Mobility is my biggest concern for soon to be 13 year old Snookie.”

“My biggest concern is mobility, as they are 100 lb dogs.”

“…Recently she seems to be having digestive issues and supposedly allergic troubles to so much stuff. I suspect allergies too but can’t afford expensive testing.”

“My Sunny is 11years old and I dread the day I lose her. The dog I had before her contracted Lymphoma at the age of 11 and died within a few months so I have been worried since her birthday.”

Everyone is different and every dog is different.
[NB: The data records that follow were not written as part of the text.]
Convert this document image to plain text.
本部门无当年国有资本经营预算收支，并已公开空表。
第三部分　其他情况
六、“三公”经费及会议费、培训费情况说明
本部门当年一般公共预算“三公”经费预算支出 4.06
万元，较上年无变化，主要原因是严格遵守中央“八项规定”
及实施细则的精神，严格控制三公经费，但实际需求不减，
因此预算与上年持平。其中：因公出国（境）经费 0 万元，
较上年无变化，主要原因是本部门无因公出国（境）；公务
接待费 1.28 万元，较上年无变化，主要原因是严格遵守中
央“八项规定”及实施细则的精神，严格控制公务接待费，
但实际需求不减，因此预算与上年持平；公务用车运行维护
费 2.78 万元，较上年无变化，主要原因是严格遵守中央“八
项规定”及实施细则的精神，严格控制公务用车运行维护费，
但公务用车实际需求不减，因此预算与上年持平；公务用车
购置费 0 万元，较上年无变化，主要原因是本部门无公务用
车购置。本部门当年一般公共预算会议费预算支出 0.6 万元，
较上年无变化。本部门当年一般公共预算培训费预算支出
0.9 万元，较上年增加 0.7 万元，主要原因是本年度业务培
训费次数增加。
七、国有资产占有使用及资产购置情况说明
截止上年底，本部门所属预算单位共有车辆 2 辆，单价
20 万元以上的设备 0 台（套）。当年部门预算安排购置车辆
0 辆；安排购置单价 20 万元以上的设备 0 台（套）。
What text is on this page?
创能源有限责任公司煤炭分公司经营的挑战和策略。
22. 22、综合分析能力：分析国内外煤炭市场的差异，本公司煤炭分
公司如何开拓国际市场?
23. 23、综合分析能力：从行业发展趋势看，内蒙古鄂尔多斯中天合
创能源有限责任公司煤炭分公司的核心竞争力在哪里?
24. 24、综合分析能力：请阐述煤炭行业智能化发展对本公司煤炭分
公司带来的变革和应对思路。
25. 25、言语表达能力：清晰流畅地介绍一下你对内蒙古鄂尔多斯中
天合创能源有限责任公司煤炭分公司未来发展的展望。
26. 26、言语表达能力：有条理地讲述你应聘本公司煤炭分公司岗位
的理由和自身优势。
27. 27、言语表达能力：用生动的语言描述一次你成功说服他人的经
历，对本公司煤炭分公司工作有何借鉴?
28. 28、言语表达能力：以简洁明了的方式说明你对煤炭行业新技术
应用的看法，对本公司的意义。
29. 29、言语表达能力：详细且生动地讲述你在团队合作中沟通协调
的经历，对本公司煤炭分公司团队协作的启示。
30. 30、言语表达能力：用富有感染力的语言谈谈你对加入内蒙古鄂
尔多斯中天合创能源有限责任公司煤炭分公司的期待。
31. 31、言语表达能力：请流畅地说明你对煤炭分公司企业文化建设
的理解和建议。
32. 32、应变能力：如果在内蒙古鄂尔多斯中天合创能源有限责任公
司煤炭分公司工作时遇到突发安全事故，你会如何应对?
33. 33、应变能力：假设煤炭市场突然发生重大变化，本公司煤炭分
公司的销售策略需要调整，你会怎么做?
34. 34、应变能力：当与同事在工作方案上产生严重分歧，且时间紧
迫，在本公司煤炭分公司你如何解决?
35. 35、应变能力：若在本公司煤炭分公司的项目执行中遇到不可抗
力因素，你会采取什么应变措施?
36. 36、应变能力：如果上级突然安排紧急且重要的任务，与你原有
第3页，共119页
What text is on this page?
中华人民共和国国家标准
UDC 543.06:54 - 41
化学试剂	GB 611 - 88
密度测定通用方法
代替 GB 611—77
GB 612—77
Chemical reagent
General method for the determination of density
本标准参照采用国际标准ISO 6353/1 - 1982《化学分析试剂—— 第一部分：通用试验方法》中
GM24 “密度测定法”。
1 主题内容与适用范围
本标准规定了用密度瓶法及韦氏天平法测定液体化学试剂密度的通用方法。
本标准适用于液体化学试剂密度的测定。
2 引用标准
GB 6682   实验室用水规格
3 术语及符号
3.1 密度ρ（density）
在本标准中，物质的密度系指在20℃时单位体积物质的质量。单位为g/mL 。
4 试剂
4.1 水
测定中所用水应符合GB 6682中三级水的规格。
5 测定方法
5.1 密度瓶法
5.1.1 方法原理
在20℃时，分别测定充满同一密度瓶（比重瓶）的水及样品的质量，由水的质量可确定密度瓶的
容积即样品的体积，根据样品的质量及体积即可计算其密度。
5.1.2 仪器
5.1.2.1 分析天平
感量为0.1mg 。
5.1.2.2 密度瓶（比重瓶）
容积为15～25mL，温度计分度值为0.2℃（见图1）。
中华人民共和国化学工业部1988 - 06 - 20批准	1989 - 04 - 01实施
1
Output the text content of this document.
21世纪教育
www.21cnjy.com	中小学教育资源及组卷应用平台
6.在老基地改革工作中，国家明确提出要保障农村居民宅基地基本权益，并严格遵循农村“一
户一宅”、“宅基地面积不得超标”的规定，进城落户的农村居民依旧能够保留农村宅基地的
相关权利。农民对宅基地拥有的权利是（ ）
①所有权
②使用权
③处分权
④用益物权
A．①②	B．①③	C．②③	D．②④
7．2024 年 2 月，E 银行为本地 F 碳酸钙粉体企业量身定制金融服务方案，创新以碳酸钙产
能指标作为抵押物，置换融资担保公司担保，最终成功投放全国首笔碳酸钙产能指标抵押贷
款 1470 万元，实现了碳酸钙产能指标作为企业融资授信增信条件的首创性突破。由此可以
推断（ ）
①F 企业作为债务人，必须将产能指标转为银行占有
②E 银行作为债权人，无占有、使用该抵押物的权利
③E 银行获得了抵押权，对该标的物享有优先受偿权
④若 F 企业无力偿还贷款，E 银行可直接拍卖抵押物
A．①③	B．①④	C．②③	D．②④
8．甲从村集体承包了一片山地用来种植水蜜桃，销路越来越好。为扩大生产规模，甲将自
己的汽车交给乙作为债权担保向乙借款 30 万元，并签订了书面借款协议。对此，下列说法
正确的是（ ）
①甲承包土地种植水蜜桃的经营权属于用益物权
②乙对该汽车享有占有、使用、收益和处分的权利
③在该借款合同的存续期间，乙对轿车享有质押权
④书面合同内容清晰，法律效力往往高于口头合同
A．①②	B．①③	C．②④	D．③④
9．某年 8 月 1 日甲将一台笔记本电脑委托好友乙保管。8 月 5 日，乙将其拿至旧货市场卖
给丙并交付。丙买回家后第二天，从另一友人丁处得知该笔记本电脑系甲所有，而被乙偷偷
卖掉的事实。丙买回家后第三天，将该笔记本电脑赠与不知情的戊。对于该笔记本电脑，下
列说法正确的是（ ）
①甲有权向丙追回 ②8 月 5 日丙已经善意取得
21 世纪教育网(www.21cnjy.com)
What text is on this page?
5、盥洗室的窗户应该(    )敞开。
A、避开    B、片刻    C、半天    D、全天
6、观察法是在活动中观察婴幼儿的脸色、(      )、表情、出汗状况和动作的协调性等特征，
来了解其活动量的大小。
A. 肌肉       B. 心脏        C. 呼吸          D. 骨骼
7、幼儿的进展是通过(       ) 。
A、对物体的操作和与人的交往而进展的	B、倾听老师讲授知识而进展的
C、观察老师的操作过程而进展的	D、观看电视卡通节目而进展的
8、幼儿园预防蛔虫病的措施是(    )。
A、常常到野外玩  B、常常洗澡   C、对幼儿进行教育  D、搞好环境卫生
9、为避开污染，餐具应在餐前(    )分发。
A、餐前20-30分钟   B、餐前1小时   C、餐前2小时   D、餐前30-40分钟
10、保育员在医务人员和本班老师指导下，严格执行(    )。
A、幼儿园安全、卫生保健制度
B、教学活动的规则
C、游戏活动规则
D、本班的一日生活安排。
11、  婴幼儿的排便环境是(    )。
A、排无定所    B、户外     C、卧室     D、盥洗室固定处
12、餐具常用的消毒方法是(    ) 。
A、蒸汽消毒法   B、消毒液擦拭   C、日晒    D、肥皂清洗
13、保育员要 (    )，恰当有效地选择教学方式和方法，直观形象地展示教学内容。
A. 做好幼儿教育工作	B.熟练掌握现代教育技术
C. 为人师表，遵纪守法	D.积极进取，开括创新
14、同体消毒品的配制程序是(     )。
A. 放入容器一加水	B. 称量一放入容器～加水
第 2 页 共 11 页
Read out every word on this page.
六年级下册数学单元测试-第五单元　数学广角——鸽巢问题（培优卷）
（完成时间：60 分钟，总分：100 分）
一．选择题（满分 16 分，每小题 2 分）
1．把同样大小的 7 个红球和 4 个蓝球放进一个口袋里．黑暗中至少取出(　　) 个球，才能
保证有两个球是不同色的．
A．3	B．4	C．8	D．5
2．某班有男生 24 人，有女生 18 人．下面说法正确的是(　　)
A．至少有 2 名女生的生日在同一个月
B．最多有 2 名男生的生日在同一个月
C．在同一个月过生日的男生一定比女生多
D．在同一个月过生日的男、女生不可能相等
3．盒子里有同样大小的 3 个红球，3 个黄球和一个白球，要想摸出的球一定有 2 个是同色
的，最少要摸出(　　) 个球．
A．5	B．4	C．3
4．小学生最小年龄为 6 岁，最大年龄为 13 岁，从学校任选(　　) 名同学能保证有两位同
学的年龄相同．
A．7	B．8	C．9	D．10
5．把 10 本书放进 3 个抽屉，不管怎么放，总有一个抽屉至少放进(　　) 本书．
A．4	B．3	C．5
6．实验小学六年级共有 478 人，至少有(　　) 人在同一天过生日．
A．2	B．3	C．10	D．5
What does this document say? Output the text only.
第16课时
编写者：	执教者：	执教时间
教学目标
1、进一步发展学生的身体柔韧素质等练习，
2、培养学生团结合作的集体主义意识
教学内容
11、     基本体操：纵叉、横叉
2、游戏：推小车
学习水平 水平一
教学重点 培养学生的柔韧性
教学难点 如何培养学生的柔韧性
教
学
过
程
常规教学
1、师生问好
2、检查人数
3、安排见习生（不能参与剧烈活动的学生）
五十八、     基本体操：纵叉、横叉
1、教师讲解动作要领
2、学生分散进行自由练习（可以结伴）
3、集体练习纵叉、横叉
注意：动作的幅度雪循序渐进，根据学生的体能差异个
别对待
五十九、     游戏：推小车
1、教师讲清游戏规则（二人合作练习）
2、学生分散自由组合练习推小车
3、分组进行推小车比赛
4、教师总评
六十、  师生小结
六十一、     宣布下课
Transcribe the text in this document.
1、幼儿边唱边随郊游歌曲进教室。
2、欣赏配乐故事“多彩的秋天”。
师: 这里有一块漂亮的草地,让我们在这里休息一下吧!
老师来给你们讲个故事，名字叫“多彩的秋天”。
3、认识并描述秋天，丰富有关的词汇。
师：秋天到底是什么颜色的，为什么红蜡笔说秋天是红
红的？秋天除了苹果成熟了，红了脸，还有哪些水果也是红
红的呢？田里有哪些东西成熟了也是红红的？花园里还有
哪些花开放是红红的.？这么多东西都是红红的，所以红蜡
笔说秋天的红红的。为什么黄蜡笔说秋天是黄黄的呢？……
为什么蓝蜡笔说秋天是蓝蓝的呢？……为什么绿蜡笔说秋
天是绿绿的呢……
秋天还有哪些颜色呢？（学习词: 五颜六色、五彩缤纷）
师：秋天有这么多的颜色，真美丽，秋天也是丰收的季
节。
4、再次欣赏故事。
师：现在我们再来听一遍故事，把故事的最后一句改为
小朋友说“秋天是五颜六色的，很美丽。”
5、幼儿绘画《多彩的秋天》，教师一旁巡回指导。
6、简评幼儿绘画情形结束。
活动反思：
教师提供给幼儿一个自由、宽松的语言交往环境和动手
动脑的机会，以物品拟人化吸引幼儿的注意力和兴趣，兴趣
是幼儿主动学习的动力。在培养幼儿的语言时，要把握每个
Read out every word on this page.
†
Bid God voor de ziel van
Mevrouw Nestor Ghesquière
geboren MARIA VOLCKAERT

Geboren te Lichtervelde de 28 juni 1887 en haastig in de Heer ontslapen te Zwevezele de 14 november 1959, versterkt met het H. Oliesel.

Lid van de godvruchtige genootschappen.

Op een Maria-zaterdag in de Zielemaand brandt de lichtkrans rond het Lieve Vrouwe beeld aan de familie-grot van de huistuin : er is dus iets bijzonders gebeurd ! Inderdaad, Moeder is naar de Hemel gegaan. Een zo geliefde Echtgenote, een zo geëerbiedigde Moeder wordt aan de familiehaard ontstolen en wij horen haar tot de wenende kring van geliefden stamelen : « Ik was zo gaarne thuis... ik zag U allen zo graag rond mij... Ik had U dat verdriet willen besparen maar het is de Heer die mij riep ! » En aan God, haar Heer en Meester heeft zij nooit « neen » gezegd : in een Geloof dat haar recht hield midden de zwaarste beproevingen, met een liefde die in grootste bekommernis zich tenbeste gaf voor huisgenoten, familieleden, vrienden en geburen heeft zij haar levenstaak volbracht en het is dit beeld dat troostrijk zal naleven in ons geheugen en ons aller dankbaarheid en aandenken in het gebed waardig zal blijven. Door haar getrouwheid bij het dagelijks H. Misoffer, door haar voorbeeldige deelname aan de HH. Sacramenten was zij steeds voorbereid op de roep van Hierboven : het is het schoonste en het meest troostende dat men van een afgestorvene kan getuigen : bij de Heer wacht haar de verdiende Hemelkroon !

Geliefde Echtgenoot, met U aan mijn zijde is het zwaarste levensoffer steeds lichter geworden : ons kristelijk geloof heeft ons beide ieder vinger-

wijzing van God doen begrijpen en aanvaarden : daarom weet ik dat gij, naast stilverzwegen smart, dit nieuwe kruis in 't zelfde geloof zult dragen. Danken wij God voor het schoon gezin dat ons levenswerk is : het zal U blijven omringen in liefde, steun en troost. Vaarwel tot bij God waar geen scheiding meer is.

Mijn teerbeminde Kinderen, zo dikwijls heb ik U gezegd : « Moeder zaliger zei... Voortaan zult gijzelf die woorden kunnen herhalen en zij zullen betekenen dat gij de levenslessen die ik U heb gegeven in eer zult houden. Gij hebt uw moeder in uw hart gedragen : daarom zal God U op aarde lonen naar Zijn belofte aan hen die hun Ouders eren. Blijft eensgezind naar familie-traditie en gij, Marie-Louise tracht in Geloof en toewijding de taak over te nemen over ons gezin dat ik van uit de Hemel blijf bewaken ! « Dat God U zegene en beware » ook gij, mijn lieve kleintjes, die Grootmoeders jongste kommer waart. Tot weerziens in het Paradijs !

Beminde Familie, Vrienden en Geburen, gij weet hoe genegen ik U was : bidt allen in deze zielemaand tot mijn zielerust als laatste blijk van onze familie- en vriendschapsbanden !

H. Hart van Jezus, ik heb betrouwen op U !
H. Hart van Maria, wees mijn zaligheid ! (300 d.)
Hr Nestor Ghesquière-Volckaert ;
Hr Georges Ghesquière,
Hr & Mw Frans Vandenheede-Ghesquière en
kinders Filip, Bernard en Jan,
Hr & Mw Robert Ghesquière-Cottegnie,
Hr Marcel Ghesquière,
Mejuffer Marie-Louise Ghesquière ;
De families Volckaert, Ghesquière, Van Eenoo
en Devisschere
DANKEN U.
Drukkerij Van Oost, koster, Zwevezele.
I appreciated these answers and many others not only for the honesty in them, but for the admittance that we all worried.  Simple.  But for me, sometimes I feel like no one could understand how much I love my boys.  I sometimes feel that I am crazy for loving them so much.  But I also realize the responsibility that I have of putting my emotions aside and finding out what needs to be done, the tasks at hand, and make informed decisions.  For Brickle and Digby, the changes lately are becoming more apparent.  And I will discuss just the few that we are dealing with here in our family so maybe you won’t feel so alone too if you have a beloved senior pet.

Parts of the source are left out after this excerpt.